Whereas hierarchical systems are based on creating homogeneity amongst its 'dependent' members, distributed networks using the P2P dynamic regulate the 'interdependent' participants preserving heterogeneity. It is the 'object of cooperation' itself which creates the temporary unity. Culturally, P2P is about unity-in-diversity, or 'difference-in-unity': it is concrete 'post-Enlightenment' universalism predicated on common goals and projects; while hierarchy is predicated on creating sameness through identification and exclusion, and is associated with the abstract universalism of the Enlightenment.

To have a good understanding of P2P, I suggest the following mental exercise, think about these characteristics, then about their opposites. So doing, the radical innovative nature of P2P springs to mind. Though P2P is related to earlier social modes, those were most in evidence in the early tribal era, and it now emerges in an entirely new context, enabled by technologies that go beyond the barriers of time and space. After the dominance during the last several millennia, of centralized and hierarchical modes of social organization, it is thus in many ways now a radically innovative emergence, and also reflects a very deep change in the epistemological and ontological paradigms that determine behavior and worldviews.

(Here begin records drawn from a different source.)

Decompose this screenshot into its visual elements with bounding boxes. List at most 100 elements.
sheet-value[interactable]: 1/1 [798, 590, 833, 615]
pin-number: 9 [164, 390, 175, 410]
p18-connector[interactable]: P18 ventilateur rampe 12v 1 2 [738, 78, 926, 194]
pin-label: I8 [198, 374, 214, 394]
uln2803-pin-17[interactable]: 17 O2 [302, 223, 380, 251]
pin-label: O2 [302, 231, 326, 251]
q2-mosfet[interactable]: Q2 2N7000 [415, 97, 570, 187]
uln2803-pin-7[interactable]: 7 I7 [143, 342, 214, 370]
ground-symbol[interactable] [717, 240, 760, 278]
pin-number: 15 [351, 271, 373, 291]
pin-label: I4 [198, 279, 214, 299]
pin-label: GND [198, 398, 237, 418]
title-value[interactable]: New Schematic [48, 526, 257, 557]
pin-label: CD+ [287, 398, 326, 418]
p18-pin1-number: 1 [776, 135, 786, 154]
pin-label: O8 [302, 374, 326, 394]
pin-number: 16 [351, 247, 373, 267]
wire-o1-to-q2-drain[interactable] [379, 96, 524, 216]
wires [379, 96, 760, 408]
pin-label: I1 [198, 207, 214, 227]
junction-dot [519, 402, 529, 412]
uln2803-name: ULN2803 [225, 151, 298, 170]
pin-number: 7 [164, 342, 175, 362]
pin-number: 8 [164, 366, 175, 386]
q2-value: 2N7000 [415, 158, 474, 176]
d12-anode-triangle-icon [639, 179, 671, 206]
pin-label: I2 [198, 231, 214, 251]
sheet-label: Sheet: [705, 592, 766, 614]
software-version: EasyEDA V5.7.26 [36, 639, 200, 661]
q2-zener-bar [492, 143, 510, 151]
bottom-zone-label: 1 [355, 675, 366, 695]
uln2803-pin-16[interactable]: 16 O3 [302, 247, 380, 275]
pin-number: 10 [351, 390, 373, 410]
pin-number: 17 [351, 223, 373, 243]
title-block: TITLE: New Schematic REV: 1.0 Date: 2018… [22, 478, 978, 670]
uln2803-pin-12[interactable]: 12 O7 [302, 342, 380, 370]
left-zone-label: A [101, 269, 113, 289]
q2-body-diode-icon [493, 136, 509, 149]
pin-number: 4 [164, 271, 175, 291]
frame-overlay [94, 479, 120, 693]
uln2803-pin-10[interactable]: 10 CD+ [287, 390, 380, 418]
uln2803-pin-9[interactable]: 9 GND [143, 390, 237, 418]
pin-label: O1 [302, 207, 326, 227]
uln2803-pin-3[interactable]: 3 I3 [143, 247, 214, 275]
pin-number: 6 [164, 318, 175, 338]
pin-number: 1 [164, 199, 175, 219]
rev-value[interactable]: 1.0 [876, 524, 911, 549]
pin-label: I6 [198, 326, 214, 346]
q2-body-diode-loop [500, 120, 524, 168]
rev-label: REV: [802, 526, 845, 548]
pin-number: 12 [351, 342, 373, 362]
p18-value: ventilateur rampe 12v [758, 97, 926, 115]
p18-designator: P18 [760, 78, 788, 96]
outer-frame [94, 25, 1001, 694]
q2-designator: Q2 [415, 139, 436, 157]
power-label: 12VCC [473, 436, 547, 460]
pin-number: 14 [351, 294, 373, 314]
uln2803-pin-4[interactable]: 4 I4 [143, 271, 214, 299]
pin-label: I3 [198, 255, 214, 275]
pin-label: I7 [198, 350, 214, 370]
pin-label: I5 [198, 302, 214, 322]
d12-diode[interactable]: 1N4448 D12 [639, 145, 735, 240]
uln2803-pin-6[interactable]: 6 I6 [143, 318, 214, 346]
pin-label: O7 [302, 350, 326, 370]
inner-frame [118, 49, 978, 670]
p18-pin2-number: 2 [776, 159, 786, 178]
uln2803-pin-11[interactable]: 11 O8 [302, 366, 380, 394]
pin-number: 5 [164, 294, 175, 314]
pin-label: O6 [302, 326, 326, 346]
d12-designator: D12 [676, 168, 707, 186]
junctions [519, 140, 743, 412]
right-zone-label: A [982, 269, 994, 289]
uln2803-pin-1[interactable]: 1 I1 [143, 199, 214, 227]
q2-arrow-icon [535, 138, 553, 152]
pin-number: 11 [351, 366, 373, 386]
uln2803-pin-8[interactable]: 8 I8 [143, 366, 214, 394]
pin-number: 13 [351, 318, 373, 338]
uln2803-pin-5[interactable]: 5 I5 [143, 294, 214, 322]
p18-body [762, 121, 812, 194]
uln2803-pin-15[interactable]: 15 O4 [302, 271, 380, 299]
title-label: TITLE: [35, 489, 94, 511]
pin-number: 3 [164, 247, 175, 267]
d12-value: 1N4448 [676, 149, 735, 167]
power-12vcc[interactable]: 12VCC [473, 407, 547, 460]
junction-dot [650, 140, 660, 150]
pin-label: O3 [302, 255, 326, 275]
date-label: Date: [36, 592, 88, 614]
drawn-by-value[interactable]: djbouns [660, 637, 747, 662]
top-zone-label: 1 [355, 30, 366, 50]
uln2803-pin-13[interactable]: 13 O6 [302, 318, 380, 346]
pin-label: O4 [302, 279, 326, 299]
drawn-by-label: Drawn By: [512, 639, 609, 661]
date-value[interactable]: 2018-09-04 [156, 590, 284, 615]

An important clarification is that when we say that peer to peer systems have no hierarchy or are not centralized, we do not necessarily mean the complete absence of such characteristics. But in a P2P system, the use of hierarchy and centralization, serve the goal of participation and many-to-many cooperation, and are not used to prohibit or dominate it. This means that though P2P arises in distributed networks, not all distributed networks exhibit P2P processes. Many distributed bottom-up processes, such as the swarming behavior of insects, of the behavior of buyers and sellers in market, are not true P2P processes, to the degree that they lack holoptism, or do not promote participation. Insects in a swarm, do not have information about the whole, they follow markers that determine their individual behaviour. And a market is not equipotent since it excludes those without purchasing power. P2P, as a uniquely human phenomenon integrates moral and intentional aspects. When distributed meshworks, for example interlinking boards of directors, serve a hierarchy of wealth and power, and are based on exclusion rather than participation, this does not qualify as a full P2P process.

P2P can be a partial element of another process; or it can be a full process. For examples, the technological and collaborative infrastructure build around P2P principles, may enable non-P2P processes. In the example just above, it is the infrastructure of Empire, but it can also enable new types of marketplaces, gift/sharing economy practices. Where P2P is a full process, we will argue that it is a form of communal shareholding producing a new type of Commons.